The presidents of both Georgia and Poland heard gunfire as their motorcade approached the disputed province of South Ossetia, nominally Georgian territory. Russia denied firing on the motorcade, but their foreign minister accused Mikhail Saakashvili of a “provocation” by driving close to the border:
Russia denied its troops fired on a motorcade carrying Georgian President Mikheil Saakashvili and his Polish counterpart near the breakaway region of South Ossetia.
“There was no shooting from our positions or from the position of the South Ossetia troops,” Foreign Minister Sergei Lavrov told reporters late yesterday in Peru’s capital, Lima. …
As the presidents’ vehicles approached a checkpoint outside the disputed South Ossetian town of Akhalgori, gunshots were fired, she said.

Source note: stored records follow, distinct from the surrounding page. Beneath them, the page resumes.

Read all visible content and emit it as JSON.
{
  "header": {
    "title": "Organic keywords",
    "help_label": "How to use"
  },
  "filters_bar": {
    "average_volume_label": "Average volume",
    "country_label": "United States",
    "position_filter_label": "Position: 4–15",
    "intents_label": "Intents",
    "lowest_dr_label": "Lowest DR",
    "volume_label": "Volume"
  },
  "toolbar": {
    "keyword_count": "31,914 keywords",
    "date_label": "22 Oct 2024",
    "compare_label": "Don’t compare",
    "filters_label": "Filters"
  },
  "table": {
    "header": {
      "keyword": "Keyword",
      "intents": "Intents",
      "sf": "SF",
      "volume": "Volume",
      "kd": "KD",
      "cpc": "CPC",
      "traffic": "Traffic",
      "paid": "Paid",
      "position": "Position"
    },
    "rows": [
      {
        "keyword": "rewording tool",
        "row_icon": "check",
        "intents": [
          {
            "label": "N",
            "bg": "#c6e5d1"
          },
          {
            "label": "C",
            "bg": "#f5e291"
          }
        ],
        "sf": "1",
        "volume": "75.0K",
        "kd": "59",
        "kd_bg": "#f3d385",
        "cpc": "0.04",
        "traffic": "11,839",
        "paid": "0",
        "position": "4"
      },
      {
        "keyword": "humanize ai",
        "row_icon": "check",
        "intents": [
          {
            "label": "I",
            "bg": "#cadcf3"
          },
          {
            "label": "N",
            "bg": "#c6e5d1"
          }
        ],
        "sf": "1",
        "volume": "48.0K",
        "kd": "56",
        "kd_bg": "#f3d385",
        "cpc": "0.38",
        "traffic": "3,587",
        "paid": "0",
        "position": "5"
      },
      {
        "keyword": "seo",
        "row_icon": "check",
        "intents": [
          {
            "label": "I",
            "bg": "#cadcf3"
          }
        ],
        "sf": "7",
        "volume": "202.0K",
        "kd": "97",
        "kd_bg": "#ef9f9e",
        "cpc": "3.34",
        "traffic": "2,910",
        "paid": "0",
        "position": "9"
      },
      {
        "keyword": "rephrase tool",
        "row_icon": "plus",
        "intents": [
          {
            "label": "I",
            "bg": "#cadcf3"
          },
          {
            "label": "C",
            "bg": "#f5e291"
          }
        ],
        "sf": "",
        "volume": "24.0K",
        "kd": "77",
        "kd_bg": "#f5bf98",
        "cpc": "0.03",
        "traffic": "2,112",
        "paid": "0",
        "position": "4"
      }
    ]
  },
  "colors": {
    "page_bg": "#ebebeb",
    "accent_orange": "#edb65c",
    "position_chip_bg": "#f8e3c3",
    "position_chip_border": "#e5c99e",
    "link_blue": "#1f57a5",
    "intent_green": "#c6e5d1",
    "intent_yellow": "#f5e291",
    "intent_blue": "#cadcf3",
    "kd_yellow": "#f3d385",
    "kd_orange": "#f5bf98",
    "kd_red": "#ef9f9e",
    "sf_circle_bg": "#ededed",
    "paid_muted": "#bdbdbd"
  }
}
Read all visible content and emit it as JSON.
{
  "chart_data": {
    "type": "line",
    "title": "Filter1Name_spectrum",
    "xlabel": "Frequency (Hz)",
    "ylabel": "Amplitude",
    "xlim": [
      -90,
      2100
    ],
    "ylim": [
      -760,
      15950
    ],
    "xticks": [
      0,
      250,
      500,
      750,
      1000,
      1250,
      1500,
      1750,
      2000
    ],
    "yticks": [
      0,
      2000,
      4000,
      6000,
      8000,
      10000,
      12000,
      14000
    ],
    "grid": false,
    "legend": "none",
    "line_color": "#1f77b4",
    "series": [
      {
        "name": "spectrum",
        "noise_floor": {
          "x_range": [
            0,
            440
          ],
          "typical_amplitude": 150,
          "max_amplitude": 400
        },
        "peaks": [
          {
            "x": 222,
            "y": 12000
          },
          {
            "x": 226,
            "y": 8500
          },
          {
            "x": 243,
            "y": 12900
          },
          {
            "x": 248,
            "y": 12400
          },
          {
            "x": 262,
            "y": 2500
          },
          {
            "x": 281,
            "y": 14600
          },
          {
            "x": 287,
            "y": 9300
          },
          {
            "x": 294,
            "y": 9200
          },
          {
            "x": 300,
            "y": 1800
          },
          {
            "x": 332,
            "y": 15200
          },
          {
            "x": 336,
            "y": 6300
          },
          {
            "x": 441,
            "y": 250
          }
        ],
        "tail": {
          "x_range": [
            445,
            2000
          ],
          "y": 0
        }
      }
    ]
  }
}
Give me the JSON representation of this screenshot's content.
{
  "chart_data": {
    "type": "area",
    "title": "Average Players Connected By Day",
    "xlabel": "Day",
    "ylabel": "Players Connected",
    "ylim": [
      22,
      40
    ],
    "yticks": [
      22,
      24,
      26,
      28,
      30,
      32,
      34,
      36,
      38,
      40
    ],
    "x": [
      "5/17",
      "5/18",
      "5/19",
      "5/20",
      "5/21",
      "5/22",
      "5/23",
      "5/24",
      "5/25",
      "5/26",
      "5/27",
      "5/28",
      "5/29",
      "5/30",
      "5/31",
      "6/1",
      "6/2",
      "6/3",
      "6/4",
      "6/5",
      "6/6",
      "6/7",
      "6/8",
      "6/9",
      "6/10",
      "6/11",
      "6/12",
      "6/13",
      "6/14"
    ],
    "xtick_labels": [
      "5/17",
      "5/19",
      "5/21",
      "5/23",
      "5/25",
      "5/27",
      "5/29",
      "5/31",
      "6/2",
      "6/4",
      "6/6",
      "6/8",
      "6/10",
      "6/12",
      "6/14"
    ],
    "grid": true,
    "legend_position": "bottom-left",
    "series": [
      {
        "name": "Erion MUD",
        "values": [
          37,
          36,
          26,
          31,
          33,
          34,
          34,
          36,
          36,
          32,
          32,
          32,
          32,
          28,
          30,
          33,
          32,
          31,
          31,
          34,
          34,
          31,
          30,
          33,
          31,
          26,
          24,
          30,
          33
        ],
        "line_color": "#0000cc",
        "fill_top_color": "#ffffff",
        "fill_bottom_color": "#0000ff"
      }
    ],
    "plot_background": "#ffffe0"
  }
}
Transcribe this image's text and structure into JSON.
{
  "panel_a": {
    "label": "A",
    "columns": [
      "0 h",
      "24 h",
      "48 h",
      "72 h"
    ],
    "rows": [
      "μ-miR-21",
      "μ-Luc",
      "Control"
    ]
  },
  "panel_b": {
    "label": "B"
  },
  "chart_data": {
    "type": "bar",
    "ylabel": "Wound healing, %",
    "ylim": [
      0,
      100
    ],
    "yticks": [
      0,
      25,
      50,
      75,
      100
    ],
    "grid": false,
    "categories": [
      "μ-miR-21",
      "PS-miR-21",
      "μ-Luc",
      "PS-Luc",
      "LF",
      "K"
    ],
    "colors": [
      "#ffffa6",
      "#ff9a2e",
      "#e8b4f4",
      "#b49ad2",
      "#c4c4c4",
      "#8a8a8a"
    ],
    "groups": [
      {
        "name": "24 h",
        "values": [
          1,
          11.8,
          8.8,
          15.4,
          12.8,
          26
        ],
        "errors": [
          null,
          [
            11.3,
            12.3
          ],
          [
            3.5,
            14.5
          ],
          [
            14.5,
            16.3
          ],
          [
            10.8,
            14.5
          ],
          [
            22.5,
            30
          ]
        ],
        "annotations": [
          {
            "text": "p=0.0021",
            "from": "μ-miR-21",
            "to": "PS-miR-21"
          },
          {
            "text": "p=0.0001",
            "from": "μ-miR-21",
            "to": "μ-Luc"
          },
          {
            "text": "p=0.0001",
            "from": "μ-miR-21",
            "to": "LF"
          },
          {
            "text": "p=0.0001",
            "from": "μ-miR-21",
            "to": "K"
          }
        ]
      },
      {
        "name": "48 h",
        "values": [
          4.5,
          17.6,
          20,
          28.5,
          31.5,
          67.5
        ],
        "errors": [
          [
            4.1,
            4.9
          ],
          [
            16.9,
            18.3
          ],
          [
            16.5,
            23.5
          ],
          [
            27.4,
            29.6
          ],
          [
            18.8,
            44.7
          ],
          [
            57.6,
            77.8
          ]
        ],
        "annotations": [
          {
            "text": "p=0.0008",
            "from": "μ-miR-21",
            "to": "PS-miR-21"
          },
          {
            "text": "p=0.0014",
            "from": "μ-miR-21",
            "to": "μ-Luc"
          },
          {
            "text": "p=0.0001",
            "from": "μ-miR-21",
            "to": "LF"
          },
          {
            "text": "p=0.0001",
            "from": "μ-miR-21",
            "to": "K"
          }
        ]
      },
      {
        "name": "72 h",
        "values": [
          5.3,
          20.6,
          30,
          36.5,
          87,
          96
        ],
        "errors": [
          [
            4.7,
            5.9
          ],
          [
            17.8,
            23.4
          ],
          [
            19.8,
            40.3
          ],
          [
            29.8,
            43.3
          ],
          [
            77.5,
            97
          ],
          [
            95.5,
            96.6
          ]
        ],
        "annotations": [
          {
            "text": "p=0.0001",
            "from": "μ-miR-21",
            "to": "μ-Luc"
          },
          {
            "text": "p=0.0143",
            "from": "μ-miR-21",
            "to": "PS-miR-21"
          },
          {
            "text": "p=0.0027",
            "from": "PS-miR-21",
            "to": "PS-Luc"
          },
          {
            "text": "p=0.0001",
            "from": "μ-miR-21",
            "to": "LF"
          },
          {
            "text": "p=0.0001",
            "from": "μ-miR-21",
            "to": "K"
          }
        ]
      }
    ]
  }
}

No one was injured in the shooting and the motorcade headed back to the Georgian capital, Tbilisi.
The entire incident was a “provocation,” said Lavrov, who was in Lima for the Asia-Pacific Economic Cooperation summit.
“When the president is being invited for some celebration in Tbilisi and they put him in a car and take him to a different state, this is a true provocation,” he said.
Russia recognized South Ossetia’s independence following the Russian invasion of Georgia in August, but they are the only nation to do so. All other nations recognize Georgian sovereignty over both South Ossetia and Abkhazia, which means Saakashvili has every right to enter the state. Even if that right is somehow under dispute, his approach to the checkpoint should not have been greeted with gunfire.
Moscow appears to want a new war with Georgia, having had its ambitions in the first skirmish left unrealized. However, circumstances have changed significantly since August. The price of oil has tumbled by two-thirds since its summer peak of $147 per barrel, and the Russian economy has all but collapsed with it. They can’t afford to spend billions of rubles on another military adventure, and they can’t afford to further antagonize the Western industrial nations.
In the summer, they had Europe over a barrel (of oil). Now that power differential has reversed somewhat, and Russia needs European assistance to survive. And Europe may not be all that interested in assisting Vladimir Putin with his czarist ambitions, especially when Russia shoots at the president of an EU nation. Expect the eastern European nations to become especially cold to Putin, Medvedev, and the Russian calls for assistance.